Risk Considerations

The following list includes common risks or characteristics associated with market-linked notes and CDs. It should by no means be considered a complete list of all possible risks associated with the multitude of Market-Linked Products that are currently available in the marketplace.

Risk of Loss

There is a risk of loss when investing in market-linked products and investors could lose the entire amount of their investment.

Complex Payout Structures

The payout structures for each product vary and are often complex. Market-Linked Products may have complicated limits or formulas for the calculation of investor return. Investors should refer to the offering documentation for specific details of the respective Market-Linked Products.

Secondary Market Risks

There is liquidity risk when selling prior to maturity, as there may not be a liquid secondary market for the product. Additionally, the value of the investment may be worth less than the initial investment, irrespective of the market-linked payout at maturity.

Legal and Tax Considerations

There are legal risks involved with holding complex instruments, as regulatory and tax considerations may change during the term of the investment.

Fees

Investors should refer to the relevant offering documents for additional details regarding the fees and built-in costs, including information regarding how fees will reduce return on investment. Investors should also consider other fees that may be charged by financial professionals, including management fees, sales charges or commissions.

Issuer Considerations

Principal Protection

Depending upon the structure of the product, the Market-Linked Products may contain language regarding principal protection. Principal protection is always subject the ability of the issuer to meet its claims paying obligations. Investors should refer to the respective offering documents for the amount of principal protection that a product may offer.

FDIC Insurance

Some market-linked certificates of deposit (“CDs”) may contain language regarding FDIC insurance. There should be no inference drawn regarding the applicability of FDIC insurance with Market-Linked Products, as only market-linked CDs may contain FDIC insurance. market-linked notes and securities do not contain any FDIC insurance.

Credit Risk

The creditworthiness of an issuer must be considered when investing in a principal protected or non-principal protected notes, as market-linked notes are not guaranteed by the government, the underwriter or any other entity. A market-linked product represents an unsecured obligation of the respective issuer.

Bankruptcy Risk

An investor faces the risk of not receiving any payment on its investment if the relevant issuer files for bankruptcy or is otherwise unable to pay its debts.

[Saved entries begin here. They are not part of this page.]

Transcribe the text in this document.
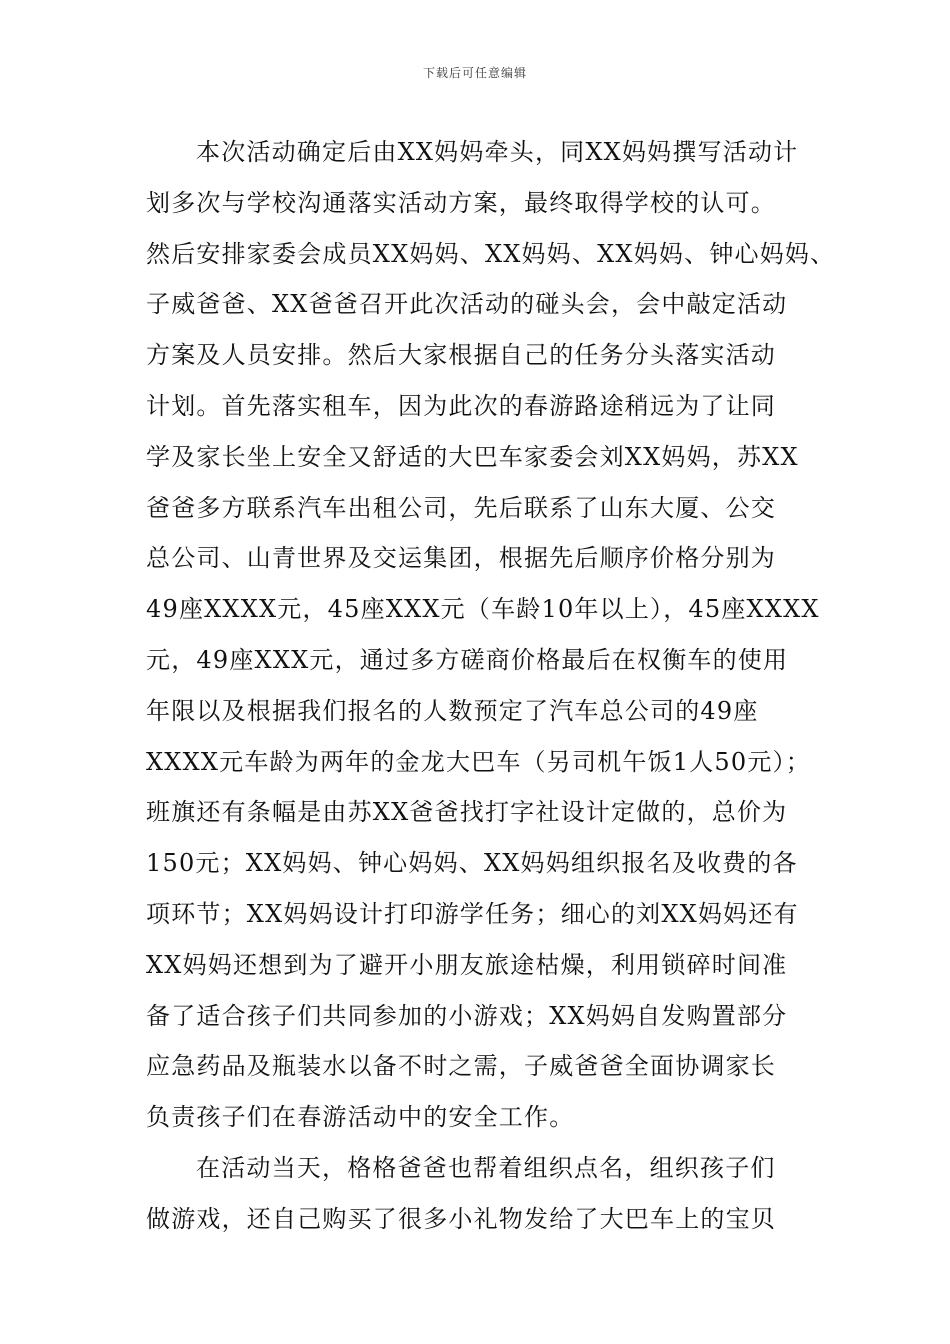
下载后可任意编辑
本次活动确定后由XX妈妈牵头，同XX妈妈撰写活动计
划多次与学校沟通落实活动方案，最终取得学校的认可。
然后安排家委会成员XX妈妈、XX妈妈、XX妈妈、钟心妈妈、
子威爸爸、XX爸爸召开此次活动的碰头会，会中敲定活动
方案及人员安排。然后大家根据自己的任务分头落实活动
计划。首先落实租车，因为此次的春游路途稍远为了让同
学及家长坐上安全又舒适的大巴车家委会刘XX妈妈，苏XX
爸爸多方联系汽车出租公司，先后联系了山东大厦、公交
总公司、山青世界及交运集团，根据先后顺序价格分别为
49座XXXX元，45座XXX元（车龄10年以上），45座XXXX
元，49座XXX元，通过多方磋商价格最后在权衡车的使用
年限以及根据我们报名的人数预定了汽车总公司的49座
XXXX元车龄为两年的金龙大巴车（另司机午饭1人50元）；
班旗还有条幅是由苏XX爸爸找打字社设计定做的，总价为
150元；XX妈妈、钟心妈妈、XX妈妈组织报名及收费的各
项环节；XX妈妈设计打印游学任务；细心的刘XX妈妈还有
XX妈妈还想到为了避开小朋友旅途枯燥，利用锁碎时间准
备了适合孩子们共同参加的小游戏；XX妈妈自发购置部分
应急药品及瓶装水以备不时之需，子威爸爸全面协调家长
负责孩子们在春游活动中的安全工作。
在活动当天，格格爸爸也帮着组织点名，组织孩子们
做游戏，还自己购买了很多小礼物发给了大巴车上的宝贝
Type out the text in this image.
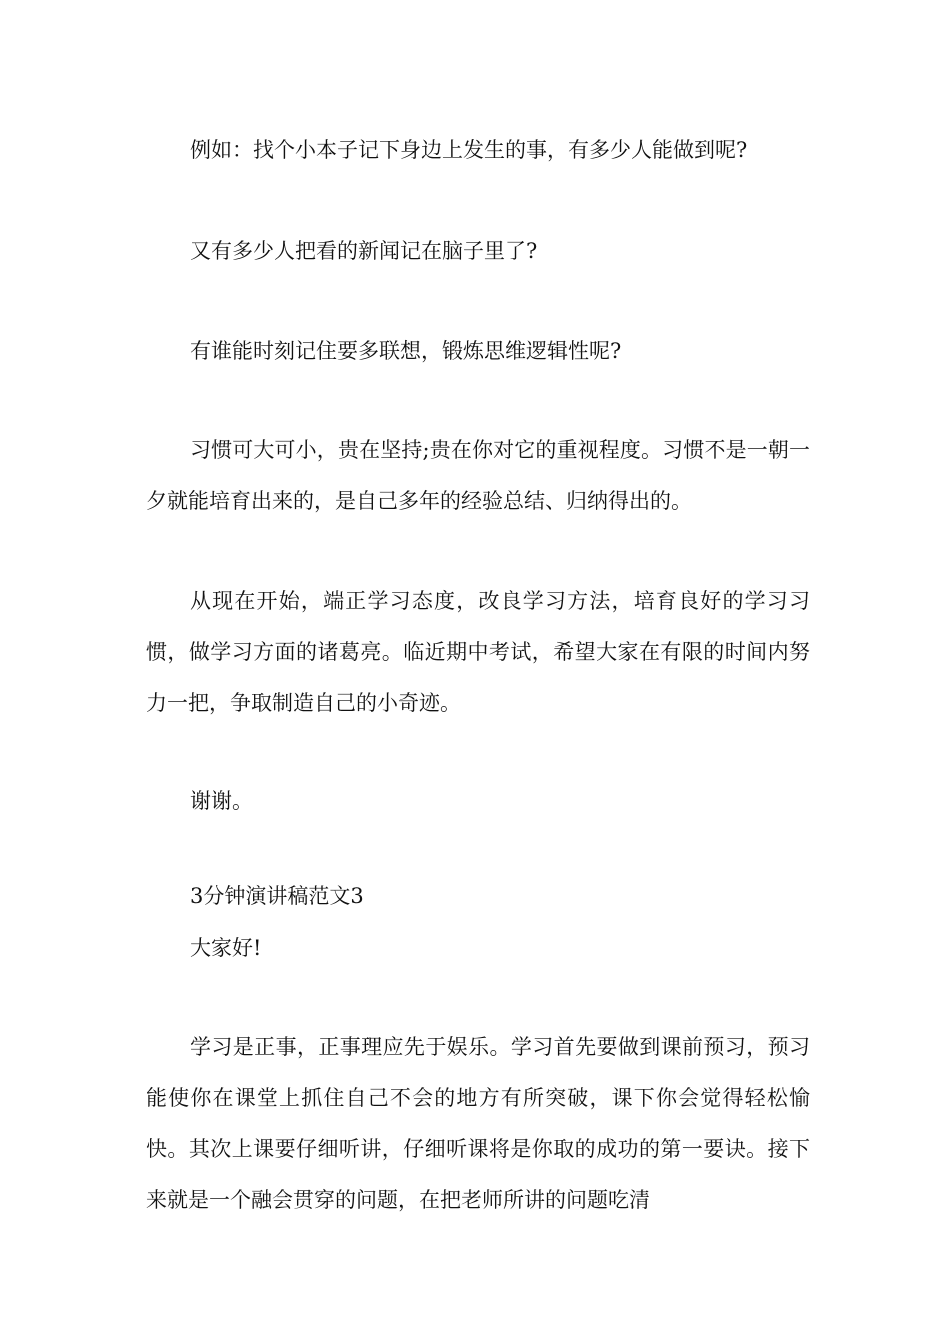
例如：找个小本子记下身边上发生的事，有多少人能做到呢?

又有多少人把看的新闻记在脑子里了?

有谁能时刻记住要多联想，锻炼思维逻辑性呢?

习惯可大可小，贵在坚持;贵在你对它的重视程度。习惯不是一朝一夕就能培育出来的，是自己多年的经验总结、归纳得出的。

从现在开始，端正学习态度，改良学习方法，培育良好的学习习惯，做学习方面的诸葛亮。临近期中考试，希望大家在有限的时间内努力一把，争取制造自己的小奇迹。

谢谢。

3分钟演讲稿范文3

大家好!

学习是正事，正事理应先于娱乐。学习首先要做到课前预习，预习能使你在课堂上抓住自己不会的地方有所突破，课下你会觉得轻松愉快。其次上课要仔细听讲，仔细听课将是你取的成功的第一要诀。接下来就是一个融会贯穿的问题，在把老师所讲的问题吃清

Complex Features and Underlying Securities Considerations

Market Risk

The value of the Market-Linked Products may depend upon the value of the underlying index or security(ies). Investors do not directly participate in the returns of the underlying index or security(ies).

Income Risk

Under certain structures, anticipated income may not be fixed or guaranteed and may be dependent upon the performance of an underlying index or security(ies). Investors should review the offering documents to determine how distributions are calculated.

Payout Features

Depending upon the products structure, return at maturity may be in the form of a pre-determined number of shares in the underlying stock, rather than cash, and may be based on the performance of the underlying security(ies) or index. The market value of those shares may be substantially less than the principal amount of the notes and in certain cases may be zero. In some structures, investors may not participate in all or even a portion of any increase in value of the underlying security. Investors should review the offering documents to determine how the return on the structure is calculated.

Call Features

market-linked notes may have early redemption rights for the issuer of the security, which if exercised would result in a required redemption prior to maturity and loss of any remaining coupon payments. It is likely that an early call by the issuer will be to the issuer’s advantage and to the disadvantage of the investor. In certain structures the call may occur automatically based on the performance of the underlying index or security.

Foreign Currency Risks

Investors may be exposed, directly or indirectly, to foreign currency risk due to any foreign currency(ies), securities or commodities that may be linked to the respective market-linked product. The prices of non-U.S. currencies, commodities or securities may be greatly affected by economic, financial, political, and social factors in the home country of the securities issuer, including but not limited to, changes in the country’s government, legislation, economic and fiscal policies, currency exchange laws or other laws.

Other Considerations

Past performance is not indicative of future results. An underlying index (or security(ies)) can fall as well as rise.

market-linked products are complex financial instruments and product features may greatly vary from product to product. Always thoroughly understand the product features and risks before investing and consult with a qualified financial professional and tax advisor. As with any type of investment, prudent investors should diversify their portfolios with the assistance of a qualified financial professional.